How the Harvard Business School grad became fashion’s most sought-after expert on luxury in the digital age.
“I don’t want to come off as some kind of futurist,” says Amed, in the Canadian accent he’s held on to despite having lived in London for 14 years. (He grew up in Calgary, the son of Indian parents who immigrated from East Africa.) “All I knew was that something was happening, and it would be exciting to be a part of it.”
Amed is now very much a part of it. His early recognition of the importance of digital innovation in fashion put him and his blog-turned-website, The Business of Fashion, in an enviable position. In the past few years, he’s conducted workshops for executives at luxury conglomerates like Richemont (Cartier, Chloé), LVMH (Dior, Givenchy, Céline) and Kering (Gucci, Saint Laurent and Stella McCartney) to help them understand the digital forces unraveling the universe where they were once masters. Even Google, a year and a half ago, invited him to speak to the company’s top brass and their luxury advertisers, like Net-A-Porter and Burberry.

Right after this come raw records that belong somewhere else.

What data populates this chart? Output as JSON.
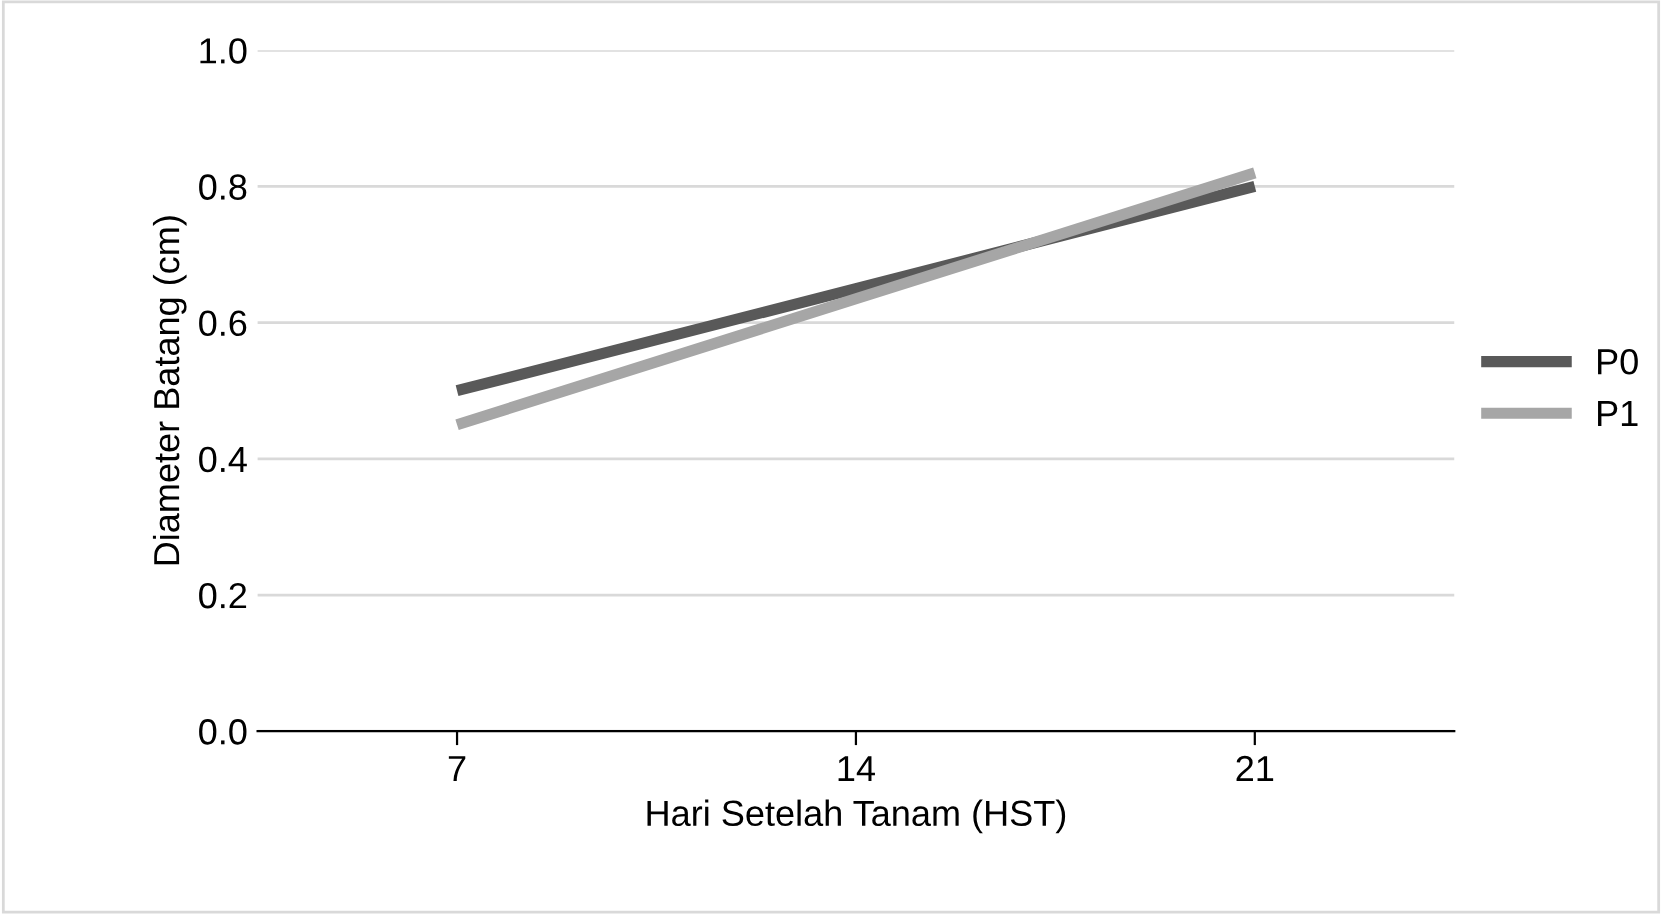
{
  "chart_data": {
    "type": "line",
    "xlabel": "Hari Setelah Tanam (HST)",
    "ylabel": "Diameter Batang (cm)",
    "categories": [
      "7",
      "14",
      "21"
    ],
    "series": [
      {
        "name": "P0",
        "color": "#595959",
        "values": [
          0.5,
          0.65,
          0.8
        ]
      },
      {
        "name": "P1",
        "color": "#a6a6a6",
        "values": [
          0.45,
          0.635,
          0.82
        ]
      }
    ],
    "ylim": [
      0,
      1
    ],
    "yticks": [
      {
        "value": 0,
        "label": "0.0"
      },
      0.2,
      0.4,
      0.6,
      0.8,
      {
        "value": 1,
        "label": "1.0"
      }
    ],
    "grid": "y",
    "legend": "right",
    "marker": "none",
    "line_style": "solid"
  }
}
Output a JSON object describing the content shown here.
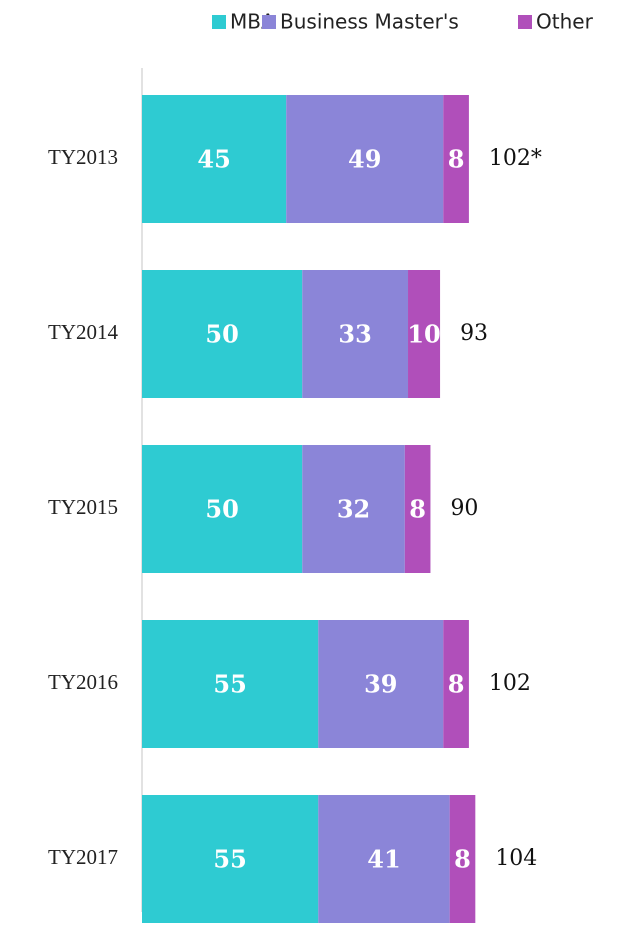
{
  "chart_data": {
    "type": "stacked-bar-horizontal",
    "categories": [
      "TY2013",
      "TY2014",
      "TY2015",
      "TY2016",
      "TY2017"
    ],
    "series": [
      {
        "name": "MBA",
        "color": "#2ecbd2",
        "values": [
          45,
          50,
          50,
          55,
          55
        ]
      },
      {
        "name": "Business Master's",
        "color": "#8b85d8",
        "values": [
          49,
          33,
          32,
          39,
          41
        ]
      },
      {
        "name": "Other",
        "color": "#b04fba",
        "values": [
          8,
          10,
          8,
          8,
          8
        ]
      }
    ],
    "totals": [
      102,
      93,
      90,
      102,
      104
    ],
    "total_labels": [
      "102*",
      "93",
      "90",
      "102",
      "104"
    ],
    "legend": "top"
  }
}
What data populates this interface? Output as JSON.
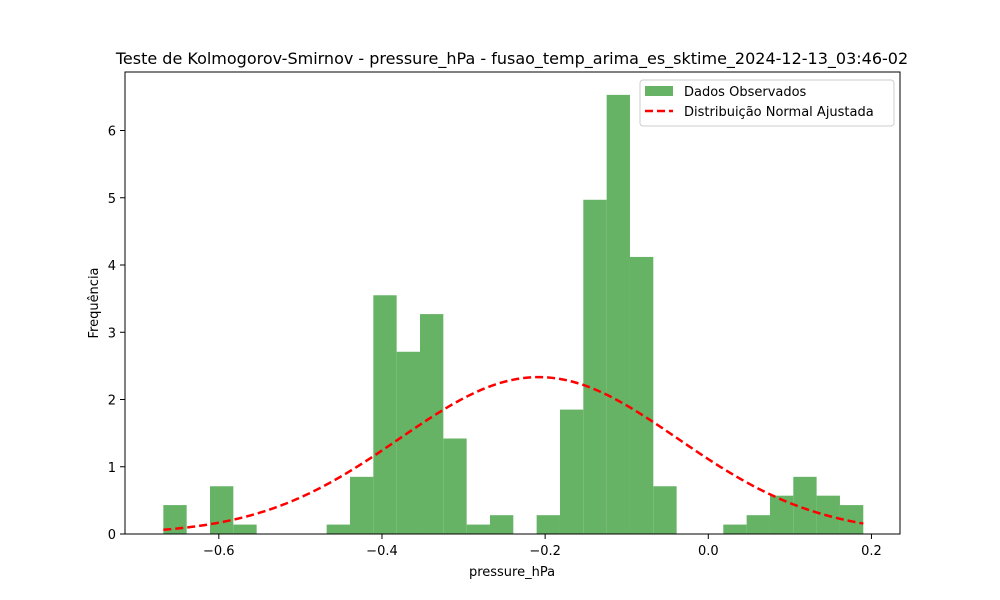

In February of this year, Amed’s site—which, as he describes it, is “kind of a blog, kind of a B2B trade journal and kind of a magazine” that he launched in January 2007 “from his couch”—received $2.1 million from a group of investors that includes LVMH and venture capital firm Index Ventures, which takes early-stage positions in web-savvy fashion companies like Nasty Gal and Asos. He used the cash infusion to hire a staff of 10 and move into a light-filled open-plan office in London’s Soho neighborhood. Amed is busier than ever, juggling a packed travel schedule of speaking engagements and events from New Delhi to Sydney in addition to serving as his site’s editor-in-chief.
If Amed has a special talent for attracting that rarefied audience, it’s his ability to speak the language of both the suits and the creatives in fashion. “He’s not the classic profile that you see coming out of consulting,” says Pierre-Yves Roussel, the LVMH executive who hired Amed as an advisor when he came seeking professional advice after leaving the fast track at McKinsey in 2006. “Business people tend to think very sequentially. But Imran can enter into dialogue with creative people. He can connect the dots.”
Though it’s still not clear how Imran will make money from the site, his new partners are confident. “He’s a real disruptor to the way people got their information in the past,” says Robin Klein, a principal at Index Ventures. “Who knows? He may develop the Business of X, Y, and Zed in the future. We’re backing Imran rather than a specific business plan.”